Depuis un an, différents acteurs de cette communauté oeuvrent pour trouver des solutions. Microsoft a indiqué qu'il serait possible de désactiver Secure Boot, ce qui permettrait donc d'installer ce que l'on veut mais rendrait Windows 8 inopérant, alors qu'aujourd'hui les deux systèmes peuvent cohabiter aisément. Cette opération dépendrait de chaque fabricant et ne serait pas forcément simple.
La Fondation Linux, qui a notamment en charge le développement du coeur des systèmes d'exploitation Linux, ou d'autres acteurs comme Fedora ou OpenSUSE ont proposé une autre solution. Ils mettent à disposition un préprogramme, certifié par Microsoft, juste après l'UEFI, qui permet ensuite de lancer un autre programme, qui lui-même commanderait le lancement de n'importe quel système Linux ou autre, sous réserve de recourir à des signatures électroniques (indépendantes de Microsoft cette fois).

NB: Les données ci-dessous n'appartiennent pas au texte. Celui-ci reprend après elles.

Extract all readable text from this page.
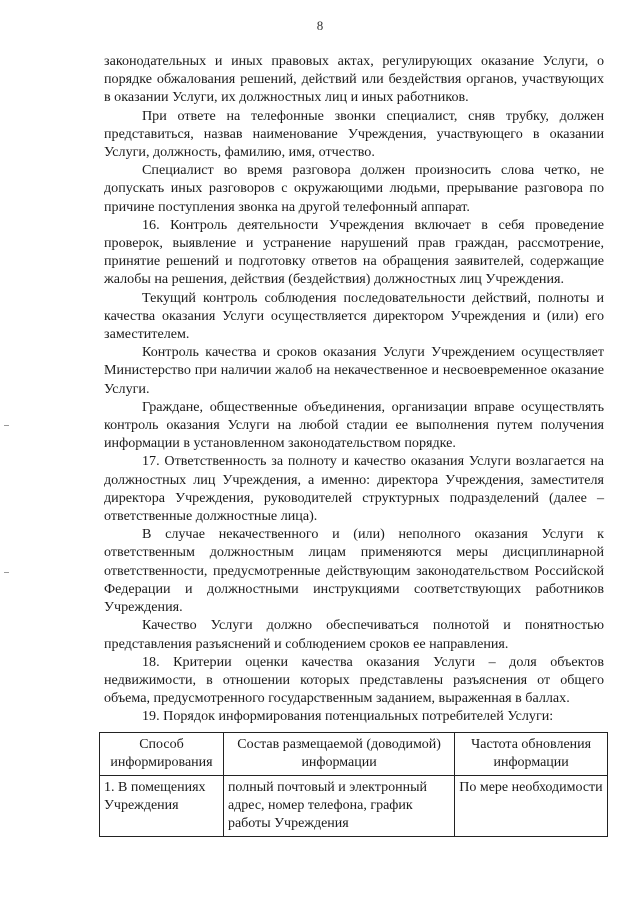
8

законодательных и иных правовых актах, регулирующих оказание Услуги, о порядке обжалования решений, действий или бездействия органов, участвующих в оказании Услуги, их должностных лиц и иных работников.

При ответе на телефонные звонки специалист, сняв трубку, должен представиться, назвав наименование Учреждения, участвующего в оказании Услуги, должность, фамилию, имя, отчество.

Специалист во время разговора должен произносить слова четко, не допускать иных разговоров с окружающими людьми, прерывание разговора по причине поступления звонка на другой телефонный аппарат.

16. Контроль деятельности Учреждения включает в себя проведение проверок, выявление и устранение нарушений прав граждан, рассмотрение, принятие решений и подготовку ответов на обращения заявителей, содержащие жалобы на решения, действия (бездействия) должностных лиц Учреждения.

Текущий контроль соблюдения последовательности действий, полноты и качества оказания Услуги осуществляется директором Учреждения и (или) его заместителем.

Контроль качества и сроков оказания Услуги Учреждением осуществляет Министерство при наличии жалоб на некачественное и несвоевременное оказание Услуги.

Граждане, общественные объединения, организации вправе осуществлять контроль оказания Услуги на любой стадии ее выполнения путем получения информации в установленном законодательством порядке.

17. Ответственность за полноту и качество оказания Услуги возлагается на должностных лиц Учреждения, а именно: директора Учреждения, заместителя директора Учреждения, руководителей структурных подразделений (далее – ответственные должностные лица).

В случае некачественного и (или) неполного оказания Услуги к ответственным должностным лицам применяются меры дисциплинарной ответственности, предусмотренные действующим законодательством Российской Федерации и должностными инструкциями соответствующих работников Учреждения.

Качество Услуги должно обеспечиваться полнотой и понятностью представления разъяснений и соблюдением сроков ее направления.

18. Критерии оценки качества оказания Услуги – доля объектов недвижимости, в отношении которых представлены разъяснения от общего объема, предусмотренного государственным заданием, выраженная в баллах.

19. Порядок информирования потенциальных потребителей Услуги:

Способ информирования	Состав размещаемой (доводимой) информации	Частота обновления информации
1. В помещениях Учреждения	полный почтовый и электронный адрес, номер телефона, график работы Учреждения	По мере необходимости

"Ce sera beaucoup plus compliqué. Il y a dix ans, nous organisions de nombreuses install parties pour aider les gens à s'équiper en logiciels libres. Cela était de moins en moins nécessaire car les procédures sont vraiment simples. Il va falloir s'y remettre !", regrette Pierre Ducroquet, membre de l'association Chtinux de promotion du logiciel libre dans la région lilloise.
En outre, la certification crée une dépendance vis-à-vis de Microsoft, qui peut révoquer sa signature à tout moment. L'entreprise interdit aussi la désactivation de Secure Boot sur les machines basées sur des architectures dites ARM, équipant les téléphones mobiles ou les tablettes, bridant un peu plus la concurrence sur des systèmes amenés à se développer.